Gehe es um »agile Software-Projekte« forderte Alexander Meyenburg (Flying Eye) neues Denken von Auftraggebern und Auftragnehmern: Weg von 800 Seiten langen Projektbeschreibungen, hin zu präzisen Absprachen über Umfang, Qualität, Abfolge usw. einzelner übersichtlich definierter Gewerke. Das sollte mit klarer Verteilung von Kontrolle und Verantwortungen und ggfs. auch Risiken auf beiden Seiten im Vertrag fixiert werden.
Umstieg auf IP? »Mut ja, Wahnsinn nein!«
Der aktuelle Trend bringt Broadcaster und Streamer weiterhin weg von branchenspezifischer Hardware zu Standard-IT und Software, resumierte Alain Polgar. Stimuliert werde das, weil das Internet die für große AV-Anwendungen benötigte Leistung liefert. Innerhalb von IP-Strukturen scheine die Entscheidung zwischen on Premise und Cloud eher philosophisch. Gleichwohl ist auch die Cloud letztlich Hardware – und keinesfalls »virtuell«, gab Polgar mit auf den Weg.
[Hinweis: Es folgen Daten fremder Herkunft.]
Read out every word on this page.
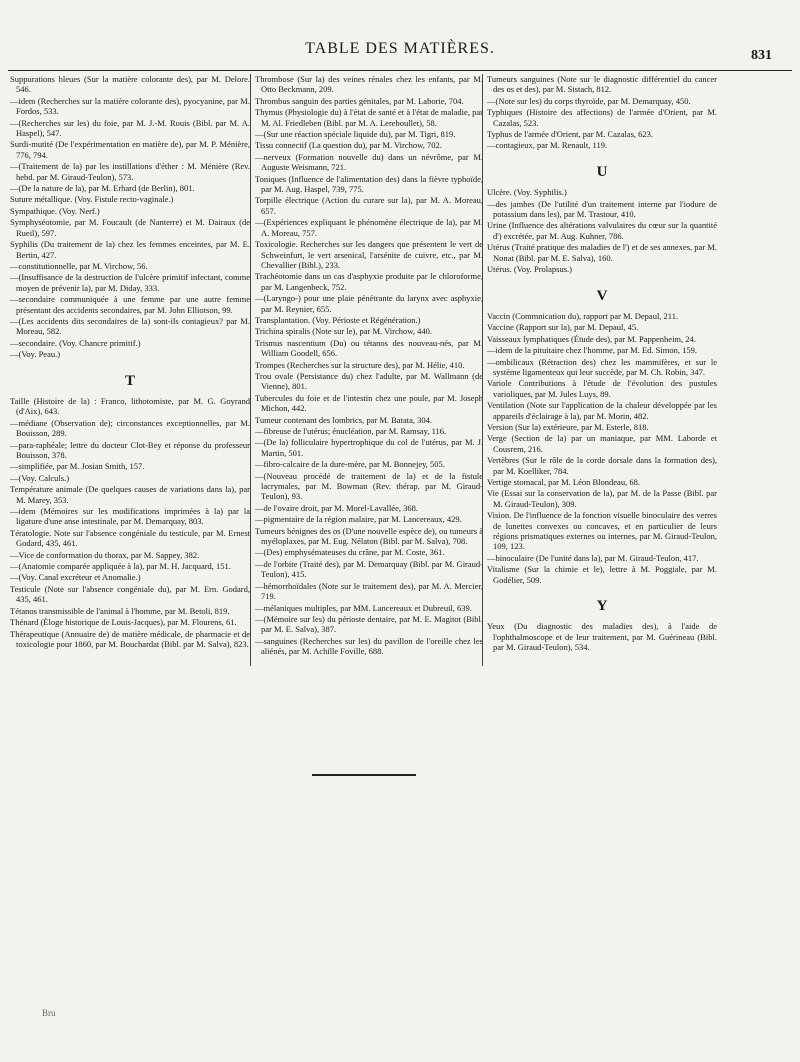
TABLE DES MATIÈRES.	831
Suppurations bleues (Sur la matière colorante des), par M. Delore. 546.
—idem (Recherches sur la matière colorante des), pyocyanine, par M. Fordos, 533.
—(Recherches sur les) du foie, par M. J.-M. Rouis (Bibl. par M. A. Haspel), 547.
Surdi-mutité (De l'expérimentation en matière de), par M. P. Ménière, 776, 794.
—(Traitement de la) par les instillations d'éther : M. Ménière (Rev. hebd. par M. Giraud-Teulon), 573.
—(De la nature de la), par M. Erhard (de Berlin), 801.
Suture métallique. (Voy. Fistule recto-vaginale.)
Sympathique. (Voy. Nerf.)
Symphyséotomie, par M. Foucault (de Nanterre) et M. Dairaux (de Rueil), 597.
Syphilis (Du traitement de la) chez les femmes enceintes, par M. E. Bertin, 427.
—constitutionnelle, par M. Virchow, 56.
—(Insuffisance de la destruction de l'ulcère primitif infectant, comme moyen de prévenir la), par M. Diday, 333.
—secondaire communiquée à une femme par une autre femme présentant des accidents secondaires, par M. John Elliotson, 99.
—(Les accidents dits secondaires de la) sont-ils contagieux? par M. Moreau, 582.
—secondaire. (Voy. Chancre primitif.)
—(Voy. Peau.)
T
Taille (Histoire de la) : Franco, lithotomiste, par M. G. Goyrand (d'Aix), 643.
—médiane (Observation de); circonstances exceptionnelles, par M. Bouisson, 289.
—para-raphéale; lettre du docteur Clot-Bey et réponse du professeur Bouisson, 378.
—simplifiée, par M. Josian Smith, 157.
—(Voy. Calculs.)
Température animale (De quelques causes de variations dans la), par M. Marey, 353.
—idem (Mémoires sur les modifications imprimées à la) par la ligature d'une anse intestinale, par M. Demarquay, 803.
Tératologie. Note sur l'absence congéniale du testicule, par M. Ernest Godard, 435, 461.
—Vice de conformation du thorax, par M. Sappey, 382.
—(Anatomie comparée appliquée à la), par M. H. Jacquard, 151.
—(Voy. Canal excréteur et Anomalie.)
Testicule (Note sur l'absence congéniale du), par M. Ern. Godard, 435, 461.
Tétanos transmissible de l'animal à l'homme, par M. Betoli, 819.
Thénard (Éloge historique de Louis-Jacques), par M. Flourens, 61.
Thérapeutique (Annuaire de) de matière médicale, de pharmacie et de toxicologie pour 1860, par M. Bouchardat (Bibl. par M. Salva), 823.
Thrombose (Sur la) des veines rénales chez les enfants, par M. Otto Beckmann, 209.
Thrombus sanguin des parties génitales, par M. Laborie, 704.
Thymus (Physiologie du) à l'état de santé et à l'état de maladie, par M. Al. Friedleben (Bibl. par M. A. Lereboullet), 58.
—(Sur une réaction spéciale liquide du), par M. Tigri, 819.
Tissu connectif (La question du), par M. Virchow, 702.
—nerveux (Formation nouvelle du) dans un névrôme, par M. Auguste Weismann, 721.
Toniques (Influence de l'alimentation des) dans la fièvre typhoïde, par M. Aug. Haspel, 739, 775.
Torpille électrique (Action du curare sur la), par M. A. Moreau, 657.
—(Expériences expliquant le phénomène électrique de la), par M. A. Moreau, 757.
Toxicologie. Recherches sur les dangers que présentent le vert de Schweinfurt, le vert arsenical, l'arsénite de cuivre, etc., par M. Chevallier (Bibl.), 233.
Trachéotomie dans un cas d'asphyxie produite par le chloroforme, par M. Langenbeck, 752.
—(Laryngo-) pour une plaie pénétrante du larynx avec asphyxie, par M. Reynier, 655.
Transplantation. (Voy. Périoste et Régénération.)
Trichina spiralis (Note sur le), par M. Virchow, 440.
Trismus nascentium (Du) ou tétanos des nouveau-nés, par M. William Goodell, 656.
Trompes (Recherches sur la structure des), par M. Hélie, 410.
Trou ovale (Persistance du) chez l'adulte, par M. Wallmann (de Vienne), 801.
Tubercules du foie et de l'intestin chez une poule, par M. Joseph Michon, 442.
Tumeur contenant des lombrics, par M. Batata, 304.
—fibreuse de l'utérus; énucléation, par M. Ramsay, 116.
—(De la) folliculaire hypertrophique du col de l'utérus, par M. J. Martin, 501.
—fibro-calcaire de la dure-mère, par M. Bonnejey, 505.
—(Nouveau procédé de traitement de la) et de la fistule lacrymales, par M. Bowman (Rev. thérap. par M. Giraud-Teulon), 93.
—de l'ovaire droit, par M. Morel-Lavallée, 368.
—pigmentaire de la région malaire, par M. Lancereaux, 429.
Tumeurs bénignes des os (D'une nouvelle espèce de), ou tumeurs à myéloplaxes, par M. Eug. Nélaton (Bibl. par M. Salva), 708.
—(Des) emphysémateuses du crâne, par M. Coste, 361.
—de l'orbite (Traité des), par M. Demarquay (Bibl. par M. Giraud-Teulon), 415.
—hémorrhoïdales (Note sur le traitement des), par M. A. Mercier, 719.
—mélaniques multiples, par MM. Lancereaux et Dubreuil, 639.
—(Mémoire sur les) du périoste dentaire, par M. E. Magitot (Bibl. par M. E. Salva), 387.
—sanguines (Recherches sur les) du pavillon de l'oreille chez les aliénés, par M. Achille Foville, 688.
Tumeurs sanguines (Note sur le diagnostic différentiel du cancer des os et des), par M. Sistach, 812.
—(Note sur les) du corps thyroïde, par M. Demarquay, 450.
Typhiques (Histoire des affections) de l'armée d'Orient, par M. Cazalas, 523.
Typhus de l'armée d'Orient, par M. Cazalas, 623.
—contagieux, par M. Renault, 119.
U
Ulcère. (Voy. Syphilis.)
—des jambes (De l'utilité d'un traitement interne par l'iodure de potassium dans les), par M. Trastour, 410.
Urine (Influence des altérations valvulaires du cœur sur la quantité d') excrétée, par M. Aug. Kuhner, 786.
Utérus (Traité pratique des maladies de l') et de ses annexes, par M. Nonat (Bibl. par M. E. Salva), 160.
Utérus. (Voy. Prolapsus.)
V
Vaccin (Commnication du), rapport par M. Depaul, 211.
Vaccine (Rapport sur la), par M. Depaul, 45.
Vaisseaux lymphatiques (Étude des), par M. Pappenheim, 24.
—idem de la pituitaire chez l'homme, par M. Ed. Simon, 159.
—ombilicaux (Rétraction des) chez les mammifères, et sur le système ligamenteux qui leur succède, par M. Ch. Robin, 347.
Variole Contributions à l'étude de l'évolution des pustules varioliques, par M. Jules Luys, 89.
Ventilation (Note sur l'application de la chaleur développée par les appareils d'éclairage à la), par M. Morin, 482.
Version (Sur la) extérieure, par M. Esterle, 818.
Verge (Section de la) par un maniaque, par MM. Laborde et Cousrem, 216.
Vertèbres (Sur le rôle de la corde dorsale dans la formation des), par M. Koelliker, 784.
Vertige stomacal, par M. Léon Blondeau, 68.
Vie (Essai sur la conservation de la), par M. de la Passe (Bibl. par M. Giraud-Teulon), 309.
Vision. De l'influence de la fonction visuelle binoculaire des verres de lunettes convexes ou concaves, et en particulier de leurs régions prismatiques externes ou internes, par M. Giraud-Teulon, 109, 123.
—binoculaire (De l'unité dans la), par M. Giraud-Teulon, 417.
Vitalisme (Sur la chimie et le), lettre à M. Poggiale, par M. Godélier, 509.
Y
Yeux (Du diagnostic des maladies des), à l'aide de l'ophthalmoscope et de leur traitement, par M. Guérineau (Bibl. par M. Giraud-Teulon), 534.
Bru
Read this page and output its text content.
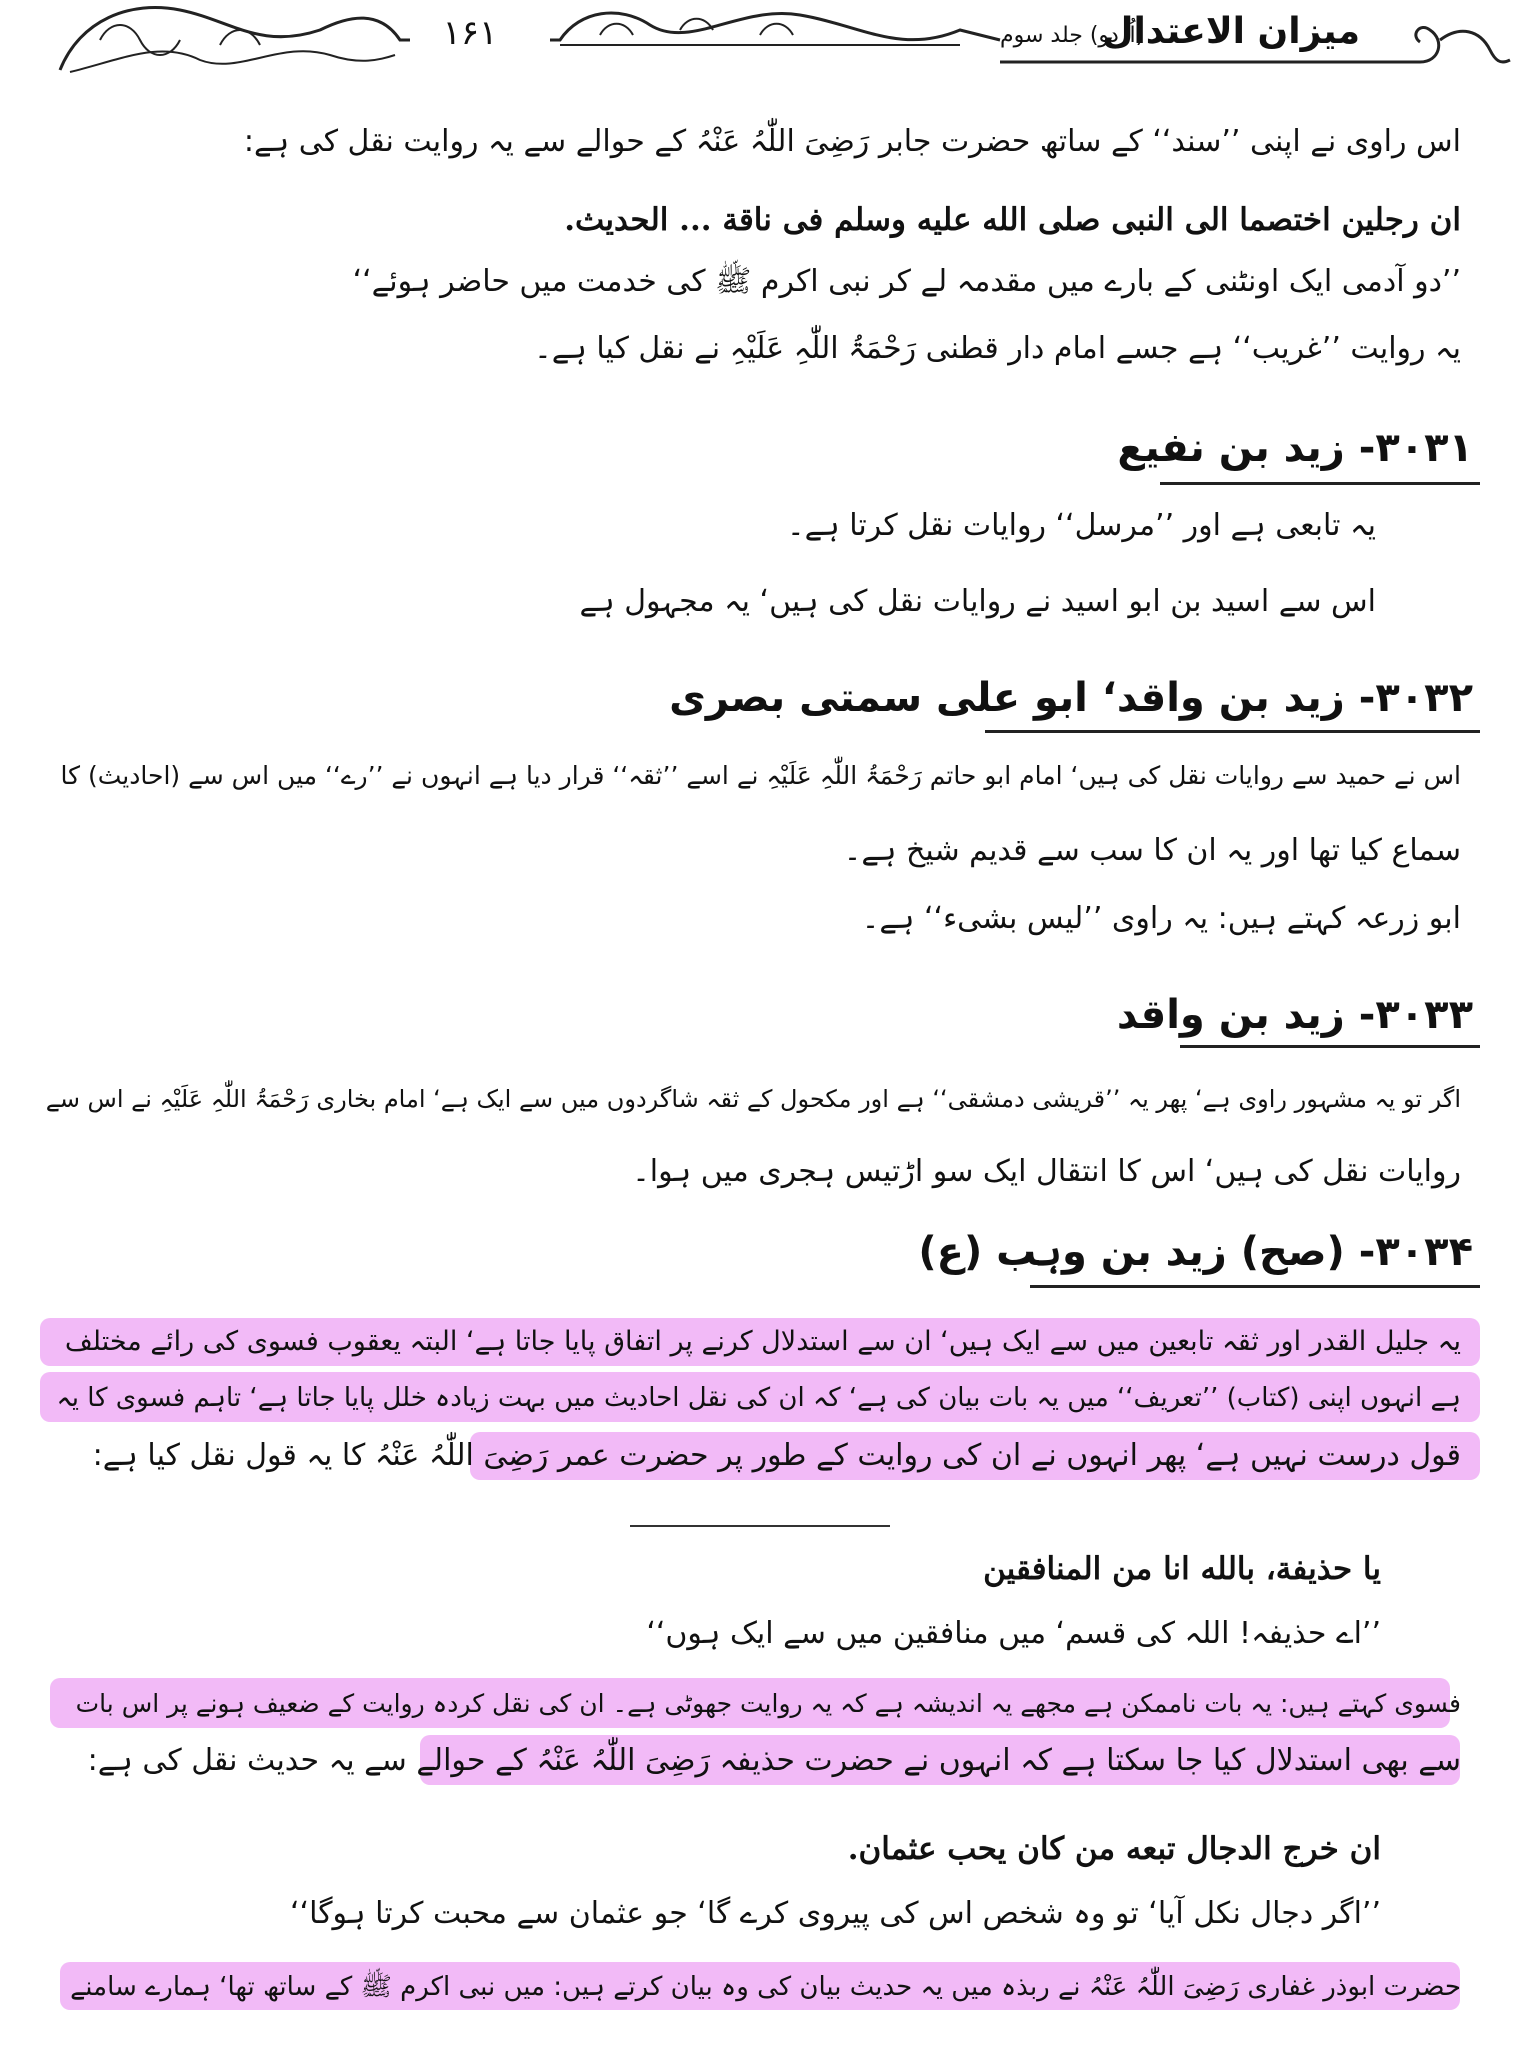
۱۶۱	میزان الاعتدال
(اُردو) جلد سوم
اس راوی نے اپنی ’’سند‘‘ کے ساتھ حضرت جابر رَضِیَ اللّٰہُ عَنْہُ کے حوالے سے یہ روایت نقل کی ہے:
ان رجلين اختصما الى النبى صلى الله عليه وسلم فى ناقة ... الحديث.
’’دو آدمی ایک اونٹنی کے بارے میں مقدمہ لے کر نبی اکرم ﷺ کی خدمت میں حاضر ہوئے‘‘
یہ روایت ’’غریب‘‘ ہے جسے امام دار قطنی رَحْمَۃُ اللّٰہِ عَلَیْہِ نے نقل کیا ہے۔
۳۰۳۱- زید بن نفیع
یہ تابعی ہے اور ’’مرسل‘‘ روایات نقل کرتا ہے۔
اس سے اسید بن ابو اسید نے روایات نقل کی ہیں‘ یہ مجہول ہے
۳۰۳۲- زید بن واقد‘ ابو علی سمتی بصری
اس نے حمید سے روایات نقل کی ہیں‘ امام ابو حاتم رَحْمَۃُ اللّٰہِ عَلَیْہِ نے اسے ’’ثقہ‘‘ قرار دیا ہے انہوں نے ’’رے‘‘ میں اس سے (احادیث) کا
سماع کیا تھا اور یہ ان کا سب سے قدیم شیخ ہے۔
ابو زرعہ کہتے ہیں: یہ راوی ’’لیس بشیء‘‘ ہے۔
۳۰۳۳- زید بن واقد
اگر تو یہ مشہور راوی ہے‘ پھر یہ ’’قریشی دمشقی‘‘ ہے اور مکحول کے ثقہ شاگردوں میں سے ایک ہے‘ امام بخاری رَحْمَۃُ اللّٰہِ عَلَیْہِ نے اس سے
روایات نقل کی ہیں‘ اس کا انتقال ایک سو اڑتیس ہجری میں ہوا۔
۳۰۳۴- (صح) زید بن وہب (ع)
یہ جلیل القدر اور ثقہ تابعین میں سے ایک ہیں‘ ان سے استدلال کرنے پر اتفاق پایا جاتا ہے‘ البتہ یعقوب فسوی کی رائے مختلف
ہے انہوں اپنی (کتاب) ’’تعریف‘‘ میں یہ بات بیان کی ہے‘ کہ ان کی نقل احادیث میں بہت زیادہ خلل پایا جاتا ہے‘ تاہم فسوی کا یہ
قول درست نہیں ہے‘ پھر انہوں نے ان کی روایت کے طور پر حضرت عمر رَضِیَ اللّٰہُ عَنْہُ کا یہ قول نقل کیا ہے:
يا حذيفة، بالله انا من المنافقين
’’اے حذیفہ! اللہ کی قسم‘ میں منافقین میں سے ایک ہوں‘‘
فسوی کہتے ہیں: یہ بات ناممکن ہے مجھے یہ اندیشہ ہے کہ یہ روایت جھوٹی ہے۔ ان کی نقل کردہ روایت کے ضعیف ہونے پر اس بات
سے بھی استدلال کیا جا سکتا ہے کہ انہوں نے حضرت حذیفہ رَضِیَ اللّٰہُ عَنْہُ کے حوالے سے یہ حدیث نقل کی ہے:
ان خرج الدجال تبعه من كان يحب عثمان.
’’اگر دجال نکل آیا‘ تو وہ شخص اس کی پیروی کرے گا‘ جو عثمان سے محبت کرتا ہوگا‘‘
حضرت ابوذر غفاری رَضِیَ اللّٰہُ عَنْہُ نے ربذہ میں یہ حدیث بیان کی وہ بیان کرتے ہیں: میں نبی اکرم ﷺ کے ساتھ تھا‘ ہمارے سامنے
Unterm Strich gibt es laut Alain Polgar für IP zurzeit kein »dogmatisches muss ich haben«. Noch ist es ist teuer und es funktioniert vielleicht nicht sofort zur vollen Zufriedenheit. Wirklich nötig ist IP heute, um Probleme zu lösen. IP-Vernetzung im Broadcast-Bereich sei mittelfristig eine Investition in die Zukunft und auf Dauer alternativlos. Die Entscheidungen bräuchten Mut – »Mut ja, Wahnsinn nein!«.